3. Bill Anders and General Dynamics: This chapter really shows how good management focused on shareholder value will not hesitate to shrink the business to be profitable. When Bill Anders became CEO, the company had negative cash flow and high debt. He transformed the company over time into a cash flow-generating business. His turnaround strategy took into consideration the industry dynamics (supply vs. demand) and also focused on what the company was good at.

4. John Malone and TCI: I am no fan of the metric “EBITDA”, I have seen many companies use this and the Adj EBITDA figure, especially when true cash flows are prob less than 20% of the metric, it makes no sense to me. Yet, I liked this chapter. I believe the EBITDA metric when coined was to show the cash flow generating capacity of a business when the GAAP Net Income didn’t and it is unfortunate how the metric is currently being used. This chapter also shows how a decentralized operation with clear goals will work wonders for a company.

5. Katharine Graham and The Washington Post Company: Katharine Graham was thrust into the role of a CEO after the unexpected death of her husband. From the time of the company’s IPO to when she stepped down as chairman, the compound annual return to shareholders was an excellent 22.3%! Buffett was a shareholder of the company as well! Also, there is a new documentary on Amazon Prime about Katharine Graham and it is on my list to watch!

6. Bill Stiritz and Ralston Purina: Similar to Bill Anders of General Dynamics, as soon as Bill Stiritz became CEO he focused on the company’s core operations and reorganized the company towards these profitable businesses.

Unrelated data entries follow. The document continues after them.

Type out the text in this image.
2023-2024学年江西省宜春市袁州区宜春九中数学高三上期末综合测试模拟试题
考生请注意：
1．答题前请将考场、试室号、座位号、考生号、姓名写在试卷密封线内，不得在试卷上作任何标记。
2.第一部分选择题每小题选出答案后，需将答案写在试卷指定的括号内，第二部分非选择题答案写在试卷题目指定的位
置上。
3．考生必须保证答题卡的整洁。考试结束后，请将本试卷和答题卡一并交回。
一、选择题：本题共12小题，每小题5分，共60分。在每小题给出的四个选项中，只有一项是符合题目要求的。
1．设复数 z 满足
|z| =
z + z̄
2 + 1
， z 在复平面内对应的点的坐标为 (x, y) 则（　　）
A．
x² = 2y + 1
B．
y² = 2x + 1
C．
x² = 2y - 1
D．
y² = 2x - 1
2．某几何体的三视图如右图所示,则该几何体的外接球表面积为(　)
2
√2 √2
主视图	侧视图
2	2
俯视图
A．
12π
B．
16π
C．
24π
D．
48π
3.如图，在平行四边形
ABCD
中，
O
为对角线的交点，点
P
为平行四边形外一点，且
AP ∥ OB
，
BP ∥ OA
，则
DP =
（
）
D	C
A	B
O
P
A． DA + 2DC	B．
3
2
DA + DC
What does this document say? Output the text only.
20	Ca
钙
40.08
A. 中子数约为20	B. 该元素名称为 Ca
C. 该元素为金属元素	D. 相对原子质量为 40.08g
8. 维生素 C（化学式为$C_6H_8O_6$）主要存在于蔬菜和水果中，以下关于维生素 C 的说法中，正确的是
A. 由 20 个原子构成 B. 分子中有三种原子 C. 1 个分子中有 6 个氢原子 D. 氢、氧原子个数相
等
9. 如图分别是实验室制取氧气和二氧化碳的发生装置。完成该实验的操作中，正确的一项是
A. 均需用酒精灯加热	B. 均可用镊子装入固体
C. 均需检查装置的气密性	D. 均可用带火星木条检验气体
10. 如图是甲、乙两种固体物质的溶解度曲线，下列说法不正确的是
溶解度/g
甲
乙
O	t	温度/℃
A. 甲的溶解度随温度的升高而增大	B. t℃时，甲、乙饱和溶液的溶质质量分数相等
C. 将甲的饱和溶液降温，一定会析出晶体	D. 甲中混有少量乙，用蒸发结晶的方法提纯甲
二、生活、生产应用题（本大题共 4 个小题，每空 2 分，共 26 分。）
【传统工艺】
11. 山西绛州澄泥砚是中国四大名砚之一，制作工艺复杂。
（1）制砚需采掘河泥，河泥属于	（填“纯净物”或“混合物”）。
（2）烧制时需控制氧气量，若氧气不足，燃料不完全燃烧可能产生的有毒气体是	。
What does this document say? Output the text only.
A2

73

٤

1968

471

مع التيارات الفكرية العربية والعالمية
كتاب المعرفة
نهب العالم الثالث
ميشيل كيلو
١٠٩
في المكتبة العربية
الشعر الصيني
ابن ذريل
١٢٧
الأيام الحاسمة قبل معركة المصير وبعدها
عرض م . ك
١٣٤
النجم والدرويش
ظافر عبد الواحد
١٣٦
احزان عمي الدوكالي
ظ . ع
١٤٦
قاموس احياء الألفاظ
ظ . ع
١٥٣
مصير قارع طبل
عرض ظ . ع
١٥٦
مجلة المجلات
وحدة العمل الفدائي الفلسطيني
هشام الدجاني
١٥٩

He divested businesses that did not meet his profitability and return expectations. When the company’s shares were undervalued he did share repurchases, and he also spun off businesses to shareholders as a tax-efficient way of returning capital. He used all the right tools in his toolbox to deliver exceptional results to his shareholders.

7. Dick Smith and General Cinema: Similar to Katharine Graham, Dick Smith was thrust into the role of CEO after the sudden passing of his father. He managed the company as if it were a privately held company with great patience and diversified the company’s businesses into different business lines over time. He understood the Drive-In cinema business was a mature industry and had the foresight to move into other business lines.

8. Warren Buffett and Berkshire Hathaway: Most of us would have heard about Warren Buffett, this chapter goes into the early days of Berkshire and how Warren pivoted the business to other areas. To anyone who has followed and read about Warren Buffett, nothing in this chapter would be surprising, but reading this chapter along with the previous ones will help the readers pick up the common traits of excellent, shareholder-friendly management.

I think this book is an excellent read to understand how these unconventional CEOs created shareholder value over a long time. My goal from reading this book is to identify the next 8 superstars of my time!